The chiefs walk in their stylized manner, limbs loose and arms flailing, fingers folded into complex semaphores. They circle one another, making a figure eight, which takes each chief in a circuit around their opponent’s ride.

Then the Escalade fires up its amps.

Boom-kachic! A boom-boom. Ka-chik boom-achic boom-achic!

I am at least a quarter mile off in the distance, and the concussion of the bass roils my intestines.

In response, the Humvee emits its own riffle of noise. Ka-chik boom! Ka-chik boom-boom-boom! Kachik-kachik-kachik-boom. Ta-boom boom!

Only a few words of the chieftan’s incantation are audible. The bass and the snare-slap dominate the asphalt-juddering roar. There are repeated calls of key-code phrases. “Motha fucka!  Motha fucka! Motha fucka! Yo! Yo!  Motha-fucka Yo!” That’s the Escalade. The Humvee snarls back. “Gonna get up yo-booty! Gonna get up yo-booty! Phat bee-ahtch gonna sit on it, sit on it!”

Cracks begin to spread out from beneath each tribes vehicle. The vocalizations serve as calls of love to the chieftains’ ladies and calls to the fathers of women in other tribes. Women desired by Fat-pimp and Doghouse. These calls appropriately demonstrate the impressive character and power of each Boomkar chief.

My scrotum is vibrating from the din. Both cars maintain a steady tone as they blast their booming volumes at one another. The Escalade’s hubcaps suddenly blow into the air with such a force that one of them shatters a sixty-foot mercury vapor lamp above. Doctor Doghouse staggers backwards and makes a sign to his Deejay: Up the volume! Turn on the extra Amps. Kick-out the Jam’s, Motherfucker!

The Humvee begins to fold and rumple along its width. The SUV’s imperial nine and a half foot long front grill and xenon headlamps compress from the onslaught. The Boomkar’s roof begins to fold-in upon itself, compacting the car down to eight feet wide. Then seven and a half feet. Then six! Cracks begin to spiderweb out from beneath the asphalt of both Boomkars.

“Mothafucka! Booty. Mothafucka! Booty! Get-up, get-up, get-up! Clap yo hands! Get-up!  Booty. Fucka! Ooo. Ka-chik. Bee-ahtch! Boom boom boom!”

The pavement gives way with a giant splongk! and both cars plunge into a cavernous sinkhole that has opened up below them. Doctor Doghouse’s fingers grip the ragged edges of the crater. He manages to climb out. His tattered shorts have been pushed up above his knees, revealing droopy white socks and sneakers designed to look like M-1 Abrams battle tanks. He looks back into the hole. There is no sign of the Humvee Krew’s Fat-pimp. The Doghouse tribe’s vehicles suddenly roar to life, each one circling the phalanx of their opponents’ Boomkars. Their Amps are turned all the way up. The acrid smell of burning electronics reaches me on my perch above the Northway Mall parking lot. Smoke blows from the trunks and windows of the Boomkars. The din is cataclysmic as Escalade Boomkars circle the defeated Humvee tribe.

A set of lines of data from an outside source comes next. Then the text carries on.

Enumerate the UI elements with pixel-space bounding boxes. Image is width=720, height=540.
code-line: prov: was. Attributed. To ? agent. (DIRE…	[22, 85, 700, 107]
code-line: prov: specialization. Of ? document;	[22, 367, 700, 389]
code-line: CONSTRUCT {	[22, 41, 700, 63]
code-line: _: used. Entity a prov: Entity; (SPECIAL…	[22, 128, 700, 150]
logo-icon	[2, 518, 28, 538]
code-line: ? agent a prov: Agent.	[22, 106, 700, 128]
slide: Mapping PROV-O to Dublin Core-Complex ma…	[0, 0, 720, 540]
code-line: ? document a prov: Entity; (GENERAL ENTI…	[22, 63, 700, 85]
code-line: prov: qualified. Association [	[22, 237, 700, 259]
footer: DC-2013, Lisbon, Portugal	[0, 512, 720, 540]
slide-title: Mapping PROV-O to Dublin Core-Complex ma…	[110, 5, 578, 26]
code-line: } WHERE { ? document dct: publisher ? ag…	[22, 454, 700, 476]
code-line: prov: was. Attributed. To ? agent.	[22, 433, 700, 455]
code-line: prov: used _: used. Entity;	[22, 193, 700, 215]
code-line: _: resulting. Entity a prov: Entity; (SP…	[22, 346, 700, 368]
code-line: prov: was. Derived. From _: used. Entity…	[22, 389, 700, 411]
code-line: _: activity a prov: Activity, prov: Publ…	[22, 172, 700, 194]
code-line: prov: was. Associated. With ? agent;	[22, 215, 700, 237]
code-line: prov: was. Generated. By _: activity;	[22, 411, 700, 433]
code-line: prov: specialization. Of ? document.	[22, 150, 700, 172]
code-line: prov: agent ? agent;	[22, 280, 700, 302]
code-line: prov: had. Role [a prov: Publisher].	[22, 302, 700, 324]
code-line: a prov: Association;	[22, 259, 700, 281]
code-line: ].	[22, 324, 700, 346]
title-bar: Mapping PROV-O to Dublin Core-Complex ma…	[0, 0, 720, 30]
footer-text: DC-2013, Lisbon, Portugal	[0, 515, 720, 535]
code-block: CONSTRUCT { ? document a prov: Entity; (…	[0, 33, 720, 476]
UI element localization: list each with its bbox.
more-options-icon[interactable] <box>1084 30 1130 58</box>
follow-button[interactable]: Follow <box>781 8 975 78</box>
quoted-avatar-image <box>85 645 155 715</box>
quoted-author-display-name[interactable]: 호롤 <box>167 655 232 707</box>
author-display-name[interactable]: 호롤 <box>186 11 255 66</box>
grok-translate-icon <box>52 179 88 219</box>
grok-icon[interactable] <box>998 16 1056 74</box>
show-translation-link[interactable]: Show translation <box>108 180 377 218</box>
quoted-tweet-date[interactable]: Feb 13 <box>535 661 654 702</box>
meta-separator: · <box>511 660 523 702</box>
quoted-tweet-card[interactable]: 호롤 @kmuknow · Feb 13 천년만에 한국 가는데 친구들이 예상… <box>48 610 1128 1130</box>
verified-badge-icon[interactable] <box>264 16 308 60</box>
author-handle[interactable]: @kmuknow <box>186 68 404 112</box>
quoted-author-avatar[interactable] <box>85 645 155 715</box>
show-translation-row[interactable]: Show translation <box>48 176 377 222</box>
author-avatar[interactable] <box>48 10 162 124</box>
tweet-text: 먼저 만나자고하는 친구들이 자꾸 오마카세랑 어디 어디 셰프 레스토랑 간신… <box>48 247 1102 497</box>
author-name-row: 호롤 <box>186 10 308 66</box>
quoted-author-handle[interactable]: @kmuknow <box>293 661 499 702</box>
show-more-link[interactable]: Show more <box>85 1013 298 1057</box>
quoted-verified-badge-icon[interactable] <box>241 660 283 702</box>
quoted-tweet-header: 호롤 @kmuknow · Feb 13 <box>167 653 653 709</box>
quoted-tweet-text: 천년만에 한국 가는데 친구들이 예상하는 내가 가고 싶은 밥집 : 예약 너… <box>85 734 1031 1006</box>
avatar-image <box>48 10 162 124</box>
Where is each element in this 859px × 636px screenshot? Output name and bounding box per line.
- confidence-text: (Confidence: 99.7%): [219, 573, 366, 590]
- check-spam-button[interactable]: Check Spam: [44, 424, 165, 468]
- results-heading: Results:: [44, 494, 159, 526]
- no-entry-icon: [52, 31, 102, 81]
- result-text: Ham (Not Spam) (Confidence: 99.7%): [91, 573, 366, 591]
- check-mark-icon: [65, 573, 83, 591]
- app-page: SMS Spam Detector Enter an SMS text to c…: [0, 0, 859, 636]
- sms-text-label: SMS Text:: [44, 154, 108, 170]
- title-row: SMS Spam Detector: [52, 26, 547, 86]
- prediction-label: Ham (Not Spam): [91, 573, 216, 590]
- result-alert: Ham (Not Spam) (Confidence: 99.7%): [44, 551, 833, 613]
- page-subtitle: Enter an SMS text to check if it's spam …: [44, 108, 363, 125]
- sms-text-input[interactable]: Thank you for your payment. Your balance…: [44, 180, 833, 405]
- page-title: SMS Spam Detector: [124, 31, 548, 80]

Boom boom, ka-boom boom, ka-boom boom boom! Chik chik snap-bap boom, cha-boom!

There is a distant wailing. The Boomkars skid in swathes of rubber as they disperse in all directions. Off in the distance the collective whine of twenty, twenty-five police cruisers sounds as the authorities scream their way to the Boomkar Battle.

By the time they reach the scene of the carnage, all that remains is a smoking crater with the wreck of a Humvee in its bottom. B.G.F. Fat-pimp is gone. A faint boom-boom seems to emanate from the hole. That may only be my imagination. Or perhaps a dying echo ricocheting off a building far, far away, a feeble remnant of the battle between The Tribes of Sonic Vandals.